JAKARTA, 5 Desember 2025 – Dominasi format video berdurasi pendek di platform media sosial seperti TikTok, Reels, dan YouTube Shorts kini bukan hanya menjadi tren sosial, tetapi juga subjek kekhawatiran serius di kalangan ilmuwan. Istilah “brain rot”—sebutan slang untuk kemunduran kondisi mental atau intelektual akibat konsumsi media digital berlebihan—mulai didukung oleh bukti ilmiah awal.
Pengakuan atas meluasnya kekhawatiran ini ditunjukkan dengan ditetapkannya “brain rot” sebagai Word of the Year 2024 oleh Oxford University Press.
BACA JUGA : Tragedi di Diskotek Surabaya: Pengunjung Tewas Dihabisi Teman Akrab Setelah Pesta Miras
Temuan Ilmiah Awal Mengkhawatirkan
Meskipun penelitian yang berfokus langsung pada format video pendek masih dalam tahap awal, tinjauan studi menunjukkan adanya korelasi signifikan antara kebiasaan konsumsi media yang intensif dengan gangguan fungsi kognitif.
Sebuah tinjauan terhadap 71 studi yang melibatkan hampir 100.000 peserta, dan diterbitkan dalam Psychological Bulletin (APA), menemukan kaitan yang jelas:
- Kognisi yang Lebih Buruk: Konsumsi video pendek yang tinggi berhubungan dengan kondisi kognisi yang lebih buruk.
- Gangguan Perhatian dan Kontrol Impuls: Dampak negatifnya terutama terasa pada rentang perhatian (attention spans) dan kontrol impuls.
- Masalah Kesehatan Mental: Tinjauan tersebut juga mengaitkan konsumsi video yang berat dengan peningkatan gejala depresi, kecemasan, stres, dan kesepian.
Studi dari berbagai negara, termasuk Yordania, Arab Saudi, dan Mesir, semakin memperkuat temuan ini dengan mengaitkan konsumsi video pendek berlebihan dengan masalah memori dan kelelahan kognitif (cognitive fatigue).
Peringatan dari Para Neuropsikolog dan Endokrinologis
Para ahli neurosains dan kesehatan secara luas meyakini bahwa kekhawatiran ini memiliki dasar yang kuat.

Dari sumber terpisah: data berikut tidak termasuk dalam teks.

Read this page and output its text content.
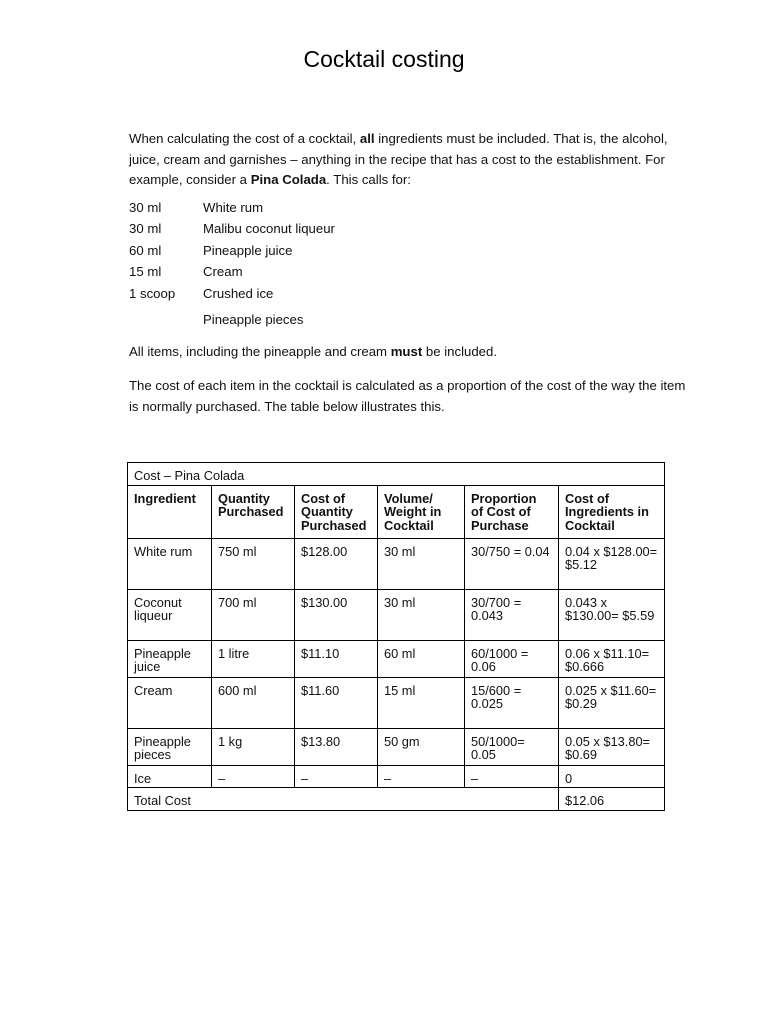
Cocktail costing

When calculating the cost of a cocktail, all ingredients must be included. That is, the alcohol, juice, cream and garnishes – anything in the recipe that has a cost to the establishment. For example, consider a Pina Colada. This calls for:

30 ml	White rum
30 ml	Malibu coconut liqueur
60 ml	Pineapple juice
15 ml	Cream
1 scoop	Crushed ice
Pineapple pieces

All items, including the pineapple and cream must be included.

The cost of each item in the cocktail is calculated as a proportion of the cost of the way the item is normally purchased. The table below illustrates this.

Cost – Pina Colada					
Ingredient	Quantity Purchased	Cost of Quantity Purchased	Volume/ Weight in Cocktail	Proportion of Cost of Purchase	Cost of Ingredients in Cocktail
White rum	750 ml	$128.00	30 ml	30/750 = 0.04	0.04 x $128.00= $5.12
Coconut liqueur	700 ml	$130.00	30 ml	30/700 = 0.043	0.043 x $130.00= $5.59
Pineapple juice	1 litre	$11.10	60 ml	60/1000 = 0.06	0.06 x $11.10= $0.666
Cream	600 ml	$11.60	15 ml	15/600 = 0.025	0.025 x $11.60= $0.29
Pineapple pieces	1 kg	$13.80	50 gm	50/1000= 0.05	0.05 x $13.80= $0.69
Ice	–	–	–	–	0
Total Cost					$12.06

James Jackson, seorang neuropsikolog dari Vanderbilt University Medical Center, mengakui adanya sejarah panjang kepanikan moral terhadap teknologi baru (seperti video game). Namun, ia meyakini banyak kekhawatiran tentang dampak format video pendek ini pada otak adalah valid. Menurut Jackson, penelitian saat ini secara luas menunjukkan adanya efek berbahaya pada otak ketika konten snackable ini dikonsumsi dalam dosis besar.
Sementara itu, Dr. Nidhi Gupta, seorang endokrinologis pediatrik, menyatakan keprihatinan bahwa media yang didorong oleh algoritma ini telah menciptakan jenis kecanduan baru. Ia menggambarkan konsumsi video pendek sebagai “video games and TV on steroids,” menekankan betapa kuat dan cepatnya efek dopamine yang dihasilkan oleh format ini.
Meskipun masih diperlukan waktu lima hingga sepuluh tahun untuk penelitian lebih lanjut guna memastikan apakah perubahan kognitif ini bersifat reversible (dapat dibalik), Dr. Gupta pesimistis.
“Saya akan terkejut jika, dalam lima hingga 10 tahun ke depan, kita tidak memiliki tanda-tanda serupa yang memvalidasi kepanikan moral yang kita miliki seputar video pendek,” pungkasnya. Peringatan ini menegaskan urgensi untuk memahami dan membatasi konsumsi media yang dapat mengubah cara otak memproses informasi.